Two girls go missing, decades apart. What would you do if one was your daughter?


When eight-year-old Grace goes missing from a sweetshop on the way home from school, her mother Emma is plunged into a nightmare. Her family rallies around, but as the police hunt begins, cracks begin to emerge.


What are the secret emails sent between Emma’s husband and her sister? Why does her mother take so long to join the search? And is Emma really as innocent as she seems?


Meanwhile, ageing widow Maggie Taylor sees Grace’s picture in the newspaper. It’s a photograph that jolts her from the pain of her existence into a spiralling obsession with another girl – the first girl who disappeared…


This is a gripping psychological thriller with a killer twist that will take your breath away.

Firstly thank you to Avon for having me on the blog tour .

This intrigued Me from the first email !

With the release of the new version of it later this year seeing the red balloon is very striking and chilling.

I received this in today’s post and I’ve finished it by early evening .
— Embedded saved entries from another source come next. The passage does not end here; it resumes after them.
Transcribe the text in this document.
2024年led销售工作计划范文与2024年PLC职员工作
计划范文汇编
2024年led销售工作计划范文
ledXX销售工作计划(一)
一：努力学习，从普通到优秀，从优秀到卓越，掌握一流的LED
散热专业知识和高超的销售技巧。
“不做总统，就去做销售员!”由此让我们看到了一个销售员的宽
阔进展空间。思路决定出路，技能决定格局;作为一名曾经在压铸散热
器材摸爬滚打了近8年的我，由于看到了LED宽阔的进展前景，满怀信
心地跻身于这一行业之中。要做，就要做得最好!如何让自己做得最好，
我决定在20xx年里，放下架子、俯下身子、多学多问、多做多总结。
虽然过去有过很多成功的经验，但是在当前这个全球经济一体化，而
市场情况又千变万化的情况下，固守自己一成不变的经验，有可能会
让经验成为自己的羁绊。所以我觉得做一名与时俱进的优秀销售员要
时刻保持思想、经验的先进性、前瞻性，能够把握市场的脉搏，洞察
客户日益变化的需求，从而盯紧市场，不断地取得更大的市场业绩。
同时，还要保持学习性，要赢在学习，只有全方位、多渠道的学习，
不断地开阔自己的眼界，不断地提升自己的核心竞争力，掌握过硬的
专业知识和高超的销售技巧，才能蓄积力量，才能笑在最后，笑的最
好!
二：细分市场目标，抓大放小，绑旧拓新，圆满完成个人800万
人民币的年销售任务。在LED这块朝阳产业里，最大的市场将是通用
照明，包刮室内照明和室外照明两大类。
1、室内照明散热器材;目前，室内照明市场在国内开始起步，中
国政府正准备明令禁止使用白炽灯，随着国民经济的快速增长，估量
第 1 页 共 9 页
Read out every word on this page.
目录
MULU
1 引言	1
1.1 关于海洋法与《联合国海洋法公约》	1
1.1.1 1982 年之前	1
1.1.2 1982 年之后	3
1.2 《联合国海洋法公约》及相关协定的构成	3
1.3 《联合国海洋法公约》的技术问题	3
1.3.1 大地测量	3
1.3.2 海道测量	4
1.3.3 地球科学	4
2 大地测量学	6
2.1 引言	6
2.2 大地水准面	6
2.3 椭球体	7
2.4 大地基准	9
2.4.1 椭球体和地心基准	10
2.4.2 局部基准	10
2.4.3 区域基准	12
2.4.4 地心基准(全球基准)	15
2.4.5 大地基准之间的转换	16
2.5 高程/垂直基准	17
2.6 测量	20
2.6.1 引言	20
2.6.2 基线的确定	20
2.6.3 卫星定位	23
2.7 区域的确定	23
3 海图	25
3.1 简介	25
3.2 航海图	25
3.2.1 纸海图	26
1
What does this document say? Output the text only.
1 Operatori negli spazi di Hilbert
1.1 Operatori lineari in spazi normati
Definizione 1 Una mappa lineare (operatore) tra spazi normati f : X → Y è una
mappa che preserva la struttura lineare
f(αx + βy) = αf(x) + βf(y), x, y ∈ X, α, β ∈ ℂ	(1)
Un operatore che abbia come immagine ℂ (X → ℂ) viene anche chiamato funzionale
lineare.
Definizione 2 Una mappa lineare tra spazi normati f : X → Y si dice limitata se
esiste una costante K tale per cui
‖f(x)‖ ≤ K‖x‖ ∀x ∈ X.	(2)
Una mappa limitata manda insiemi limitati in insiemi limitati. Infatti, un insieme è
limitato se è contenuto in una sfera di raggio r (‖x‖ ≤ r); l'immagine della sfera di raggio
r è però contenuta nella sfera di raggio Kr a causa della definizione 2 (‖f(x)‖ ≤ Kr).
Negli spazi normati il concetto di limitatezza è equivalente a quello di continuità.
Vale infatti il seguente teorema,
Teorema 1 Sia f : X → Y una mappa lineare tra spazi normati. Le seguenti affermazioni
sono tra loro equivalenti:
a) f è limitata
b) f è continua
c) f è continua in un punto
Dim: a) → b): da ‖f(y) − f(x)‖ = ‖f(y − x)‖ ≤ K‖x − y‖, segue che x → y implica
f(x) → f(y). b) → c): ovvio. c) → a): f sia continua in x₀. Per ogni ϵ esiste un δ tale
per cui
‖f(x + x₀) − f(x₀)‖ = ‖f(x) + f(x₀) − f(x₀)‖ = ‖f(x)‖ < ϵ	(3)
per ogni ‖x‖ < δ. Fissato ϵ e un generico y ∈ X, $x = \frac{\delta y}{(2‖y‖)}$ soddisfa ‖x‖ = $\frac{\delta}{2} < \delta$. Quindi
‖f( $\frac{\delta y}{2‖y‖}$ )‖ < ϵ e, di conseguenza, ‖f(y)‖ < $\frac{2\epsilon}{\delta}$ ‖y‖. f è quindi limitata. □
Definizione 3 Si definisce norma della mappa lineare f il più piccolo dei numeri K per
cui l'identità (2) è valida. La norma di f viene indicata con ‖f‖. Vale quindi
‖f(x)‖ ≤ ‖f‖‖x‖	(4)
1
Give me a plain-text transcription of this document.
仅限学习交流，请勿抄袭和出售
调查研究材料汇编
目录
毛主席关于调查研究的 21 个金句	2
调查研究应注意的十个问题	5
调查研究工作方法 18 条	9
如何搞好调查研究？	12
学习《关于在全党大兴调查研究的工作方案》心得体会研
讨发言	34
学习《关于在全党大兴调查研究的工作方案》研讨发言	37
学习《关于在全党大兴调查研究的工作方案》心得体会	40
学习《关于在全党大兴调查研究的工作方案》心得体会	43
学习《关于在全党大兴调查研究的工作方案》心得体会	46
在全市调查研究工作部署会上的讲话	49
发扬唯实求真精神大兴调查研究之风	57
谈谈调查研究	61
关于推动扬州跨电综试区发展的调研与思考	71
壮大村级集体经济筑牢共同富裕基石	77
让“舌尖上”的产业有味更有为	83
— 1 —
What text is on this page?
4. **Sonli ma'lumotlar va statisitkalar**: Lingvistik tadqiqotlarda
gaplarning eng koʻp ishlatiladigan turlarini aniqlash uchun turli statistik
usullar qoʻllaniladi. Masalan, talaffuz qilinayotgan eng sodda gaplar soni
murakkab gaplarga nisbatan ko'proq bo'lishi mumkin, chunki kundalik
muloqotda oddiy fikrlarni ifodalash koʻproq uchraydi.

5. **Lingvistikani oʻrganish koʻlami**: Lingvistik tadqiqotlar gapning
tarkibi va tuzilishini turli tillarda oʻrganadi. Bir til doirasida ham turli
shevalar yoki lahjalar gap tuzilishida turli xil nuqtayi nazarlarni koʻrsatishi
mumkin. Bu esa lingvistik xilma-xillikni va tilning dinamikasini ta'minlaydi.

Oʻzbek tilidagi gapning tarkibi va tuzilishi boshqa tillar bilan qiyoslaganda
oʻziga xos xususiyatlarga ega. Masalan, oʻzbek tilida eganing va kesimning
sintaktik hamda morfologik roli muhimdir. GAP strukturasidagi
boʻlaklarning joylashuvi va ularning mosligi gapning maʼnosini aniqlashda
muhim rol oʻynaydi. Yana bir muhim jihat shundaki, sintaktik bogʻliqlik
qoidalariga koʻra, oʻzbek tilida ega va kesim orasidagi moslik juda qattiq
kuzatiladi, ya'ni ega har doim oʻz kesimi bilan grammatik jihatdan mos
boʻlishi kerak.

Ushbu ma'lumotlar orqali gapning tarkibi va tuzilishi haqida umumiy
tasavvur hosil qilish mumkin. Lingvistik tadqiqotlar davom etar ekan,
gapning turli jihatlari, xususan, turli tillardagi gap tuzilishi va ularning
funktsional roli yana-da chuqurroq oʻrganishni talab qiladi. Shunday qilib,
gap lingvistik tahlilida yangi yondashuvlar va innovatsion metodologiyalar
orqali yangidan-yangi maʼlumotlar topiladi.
This is a book you find yourself whizzing through. 

All is not as it seems … who is telling the  truth ? 

Who and why would someone take a little girl.?

This is every parents worst nightmare I think .

I have lost my kids for 5 minuted in asda and that was horrible enough !

This is chilling and incredibly fast paced .

You can feel the anxiety and tension that would be on high levels in a situation like this .

And the twists …once they start they don’t stop !

Be prepared to realise not all is what it seems .

I wish the author every success with this book and can’t wait to read more from her .

Here is a extract of the book and do check out the other blogs taking part.

I’m so tired. I can hardly keep my eyes open – even after having a glass of Coca-Cola. We’re back in George’s car. Everyone else is sitting in their cars too, ready to drive off the ferry. I wanted to sit in the front seat again, but he said they’re strict with things like this in Belgium. I’ve never been to Belgium so I didn’t know that.

I don’t dare ask about Mummy and Daddy again. ‘I’ve told you, they’re waiting for you,’ he said. I think he might be lying. I have to stop thinking about them or else I’m going to start crying again. George doesn’t like histrionics. I know that now.

I look out of my window. There’s another girl, probably older than me. I wave at her, but she just stares at me. She says some¬thing, but I don’t know how to lip-read. It’s probably to her mum because she looks at me too. She doesn’t smile either. She frowns and moves her head closer to the window. She looks at George and points.

‘Do you know that lady, George?’

His hands are gripping the steering wheel tight, like he’s scared we’re going to fall into the sea. He turns round and looks where I’m looking. 

‘No.’ He hardly moves his lips. ‘For fuck’s sake, kid, what have you been doing?’

The woman is still looking at him; she looks at me again.

‘Smile and wave,’ says George, through his teeth.

He says it in a way that makes me think I really have to do as he says. Tears are coming to my eyes, but I smile my biggest smile – the one my gran always likes – and then I wave.

Slowly, the woman’s frown goes away and she smiles a small smile.

‘Thank fuck for that,’ says George.

I wish he’d stop saying naughty words.

The mummy looks at George. He rolls his eyes at her while smiling. She does the same. Adults can be copycats too.

A siren sounds; it makes me jump.

‘Right, kid,’ he says. ‘Doors are opening now. Make sure that seat belt is visible.’ He turns round again. ‘And don’t even think about looking at strangers again. There are some right nutters out there.’

It’s what my daddy says all the time.